Sit down.  The NX20 body in a kit with the 18-55mm basic zoom  lens (the middle-sized of the three in the gallery) RRPs at £899.  And you’ll want to get another lens because the 18-55mm is a bit…  The huge 85mm f/1.4 you can see in the product shots is an AMAZING lens which retails at around £600-700 (says Google Shopping).  I’m a big fan of prime lenses for their wide apertures and the way they encourage creative composure, and this is one of the best ones I’ve used.

Now, the RRP of the kit is, as with most cameras, higher than you will actually pay.  Expect to fork out around £500-600 for the kit (on Amazon for example).  You’ll then also need to budget for one or two extra lenses if you’re serious about owning this camera.  I don’t know why they bundle such a capable body with such a cheap lens – it’s like putting budget tyres on a Ferrari.  According to Samsung’s website, there are currently eight NX lenses available.  I can’t see the 85mm on their site anywhere though, so there may be more coming.  What you need in terms of lenses will depend on what kind of photography you want to do, but a good starting setup is a wide-to-mid zoom (like the 18-55mm), a wide or mid prime (like the 16mm or 85mm shown here) for portraiture, landscapes and architecture, and a telephoto prime or zoom for wildlife, sports etc.  All of those are available for this camera – just look at the link above.
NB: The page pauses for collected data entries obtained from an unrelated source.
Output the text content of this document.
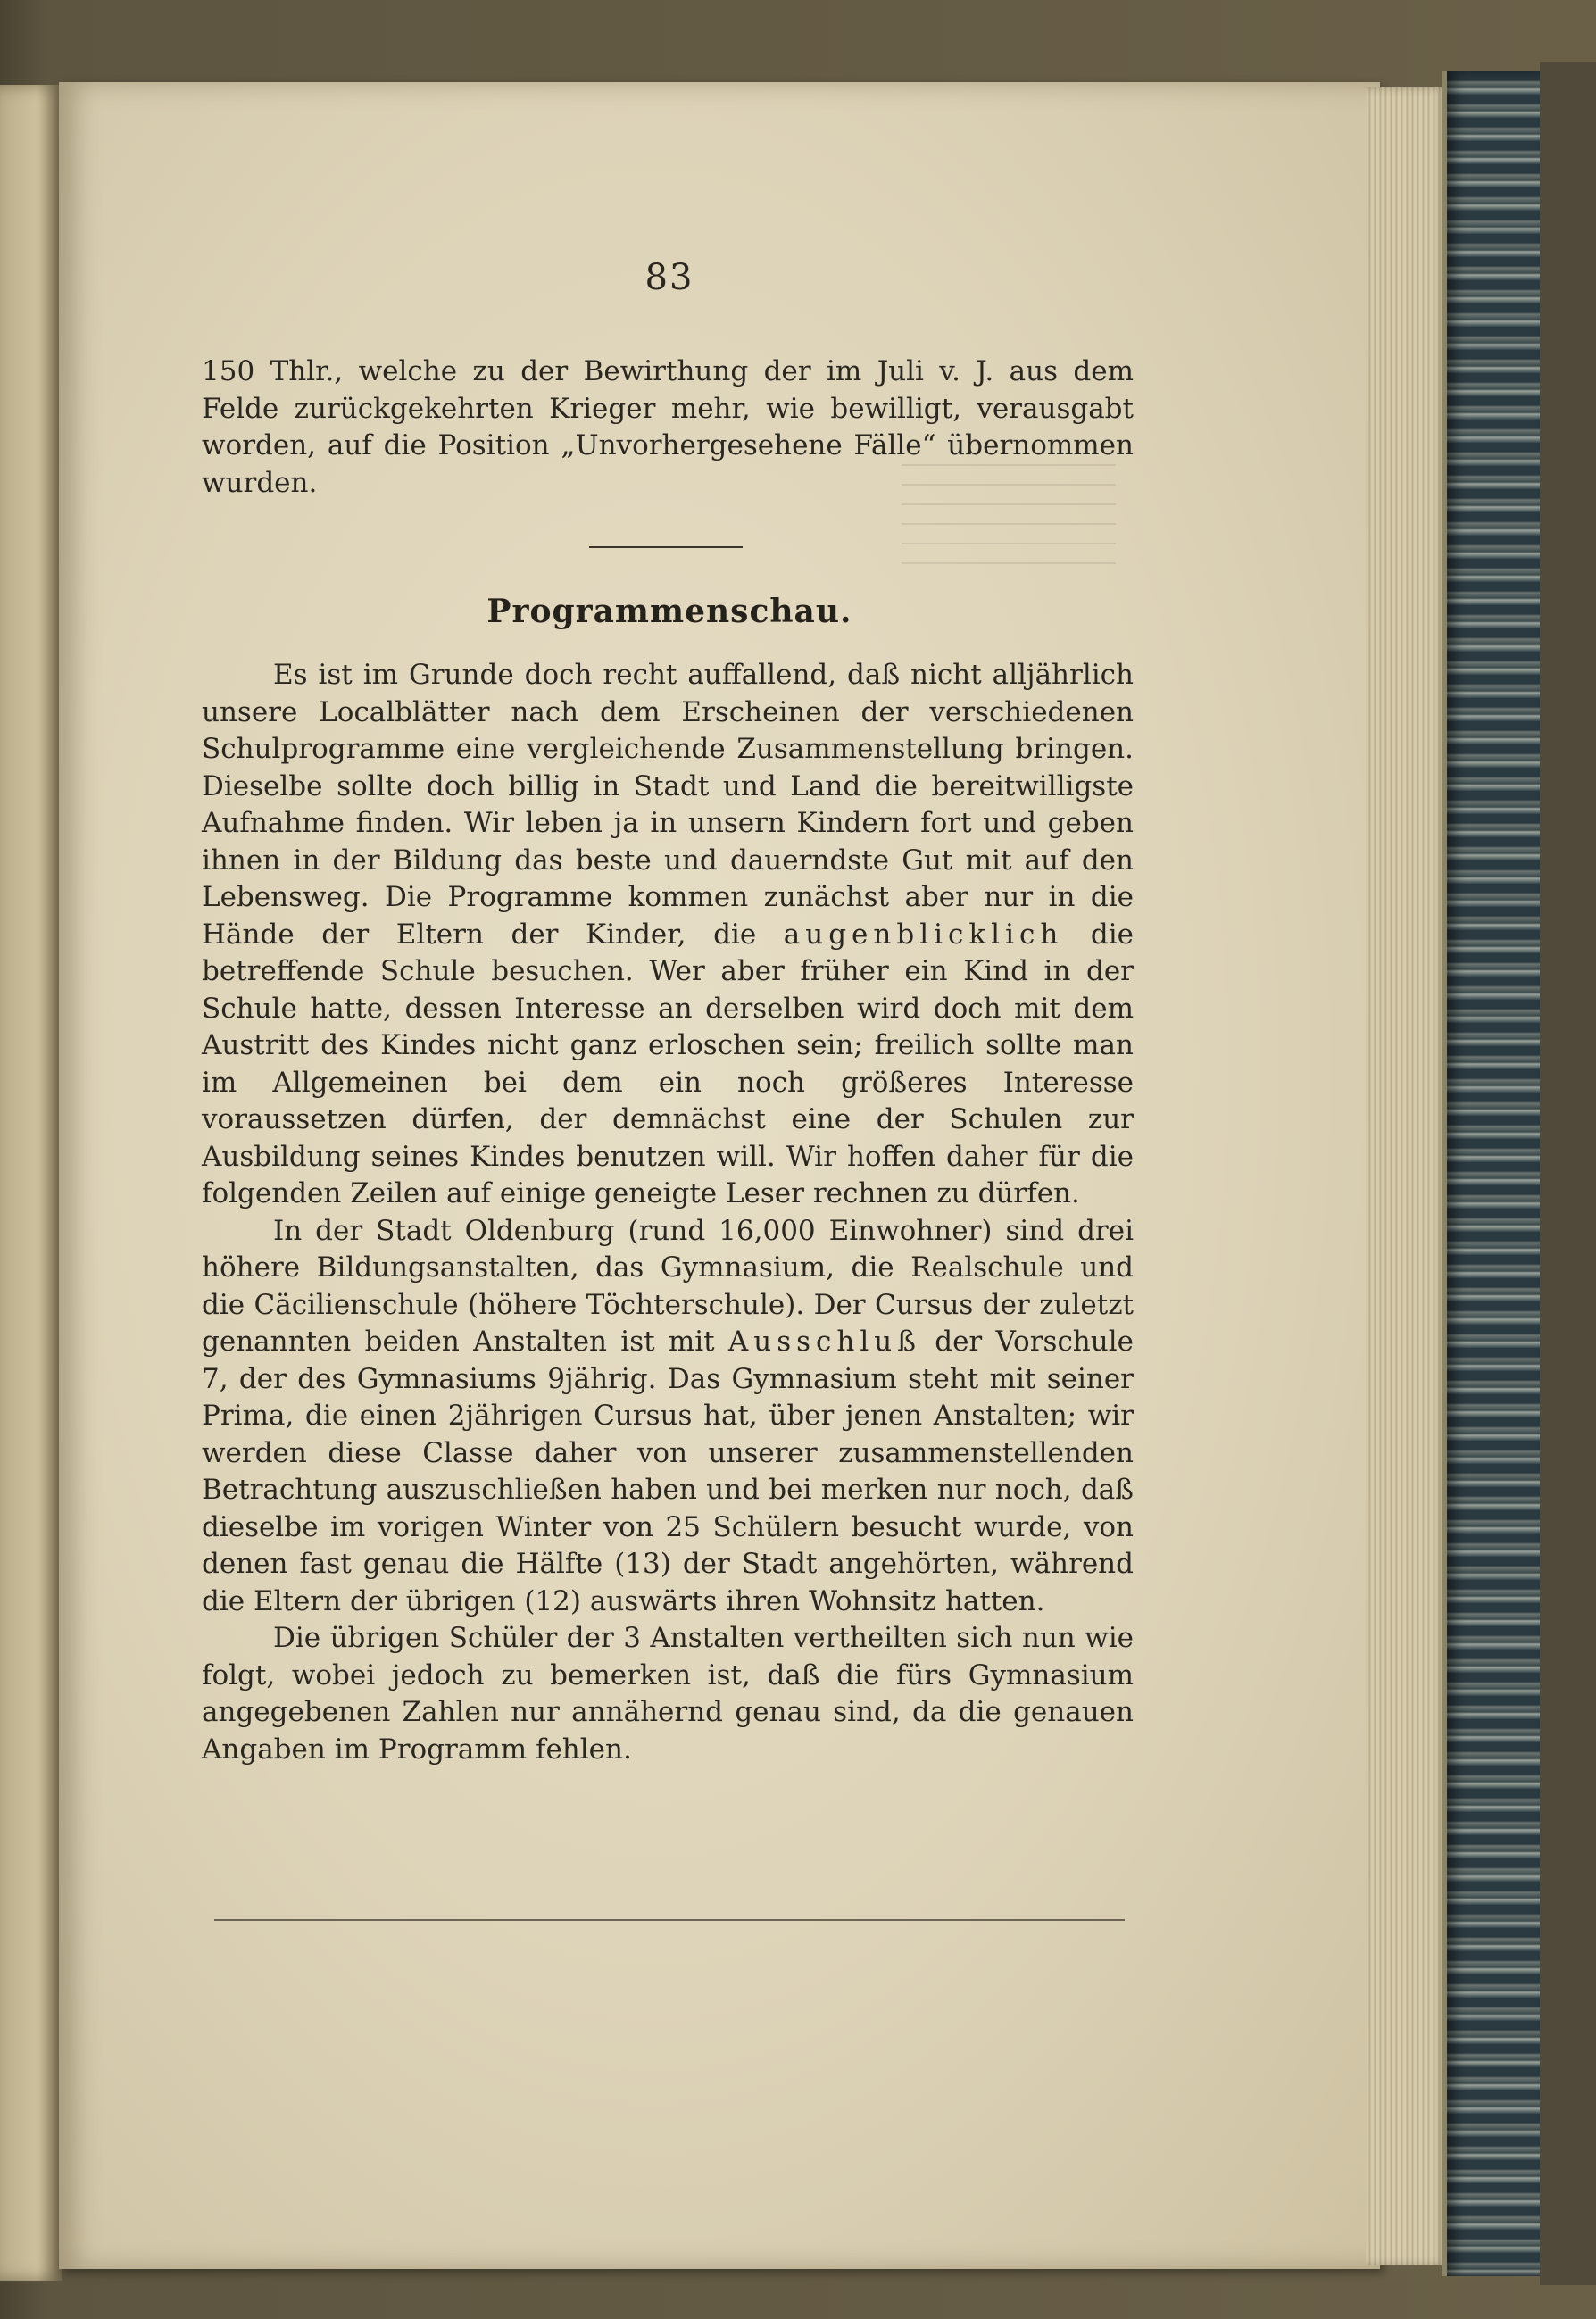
83

150 Thlr., welche zu der Bewirthung der im Juli v. J. aus dem Felde zurückgekehrten Krieger mehr, wie bewilligt, verausgabt worden, auf die Position „Unvorhergesehene Fälle“ übernommen wurden.

Programmenschau.

Es ist im Grunde doch recht auffallend, daß nicht alljährlich unsere Localblätter nach dem Erscheinen der verschiedenen Schulprogramme eine vergleichende Zusammenstellung bringen. Dieselbe sollte doch billig in Stadt und Land die bereitwilligste Aufnahme finden. Wir leben ja in unsern Kindern fort und geben ihnen in der Bildung das beste und dauerndste Gut mit auf den Lebensweg. Die Programme kommen zunächst aber nur in die Hände der Eltern der Kinder, die augenblicklich die betreffende Schule besuchen. Wer aber früher ein Kind in der Schule hatte, dessen Interesse an derselben wird doch mit dem Austritt des Kindes nicht ganz erloschen sein; freilich sollte man im Allgemeinen bei dem ein noch größeres Interesse voraussetzen dürfen, der demnächst eine der Schulen zur Ausbildung seines Kindes benutzen will. Wir hoffen daher für die folgenden Zeilen auf einige geneigte Leser rechnen zu dürfen.

In der Stadt Oldenburg (rund 16,000 Einwohner) sind drei höhere Bildungsanstalten, das Gymnasium, die Realschule und die Cäcilienschule (höhere Töchterschule). Der Cursus der zuletzt genannten beiden Anstalten ist mit Ausschluß der Vorschule 7, der des Gymnasiums 9jährig. Das Gymnasium steht mit seiner Prima, die einen 2jährigen Cursus hat, über jenen Anstalten; wir werden diese Classe daher von unserer zusammenstellenden Betrachtung auszuschließen haben und bei merken nur noch, daß dieselbe im vorigen Winter von 25 Schülern besucht wurde, von denen fast genau die Hälfte (13) der Stadt angehörten, während die Eltern der übrigen (12) auswärts ihren Wohnsitz hatten.

Die übrigen Schüler der 3 Anstalten vertheilten sich nun wie folgt, wobei jedoch zu bemerken ist, daß die fürs Gymnasium angegebenen Zahlen nur annähernd genau sind, da die genauen Angaben im Programm fehlen.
There are many other accessories available too, so you can build up your kit with a hotshoe flash, for example.  There are three available, and range from £130 to £230.  There is also a range of filters, cases, batteries and so on.


The NX20 does have a few features which set it apart from other CSCs and SLRs.  The focus-assist zoom is very interesting, the wifi features are very useful, and the i-Function button is superb.  However, the autofocus performance and poor kit lens let the camera down.  If you’re looking to move up from a compact and learn some photography skills, but don’t want an SLR, then this is one of the best CSCs around.  It would also be perfect for a couple, one of whom is into photography, and the other just likes taking snaps – in the ‘Smart’ and scene modes, the camera is just like a very good compact.  The Samsung NX20 is awarded the CDW Silver Award – an excellent 4/5.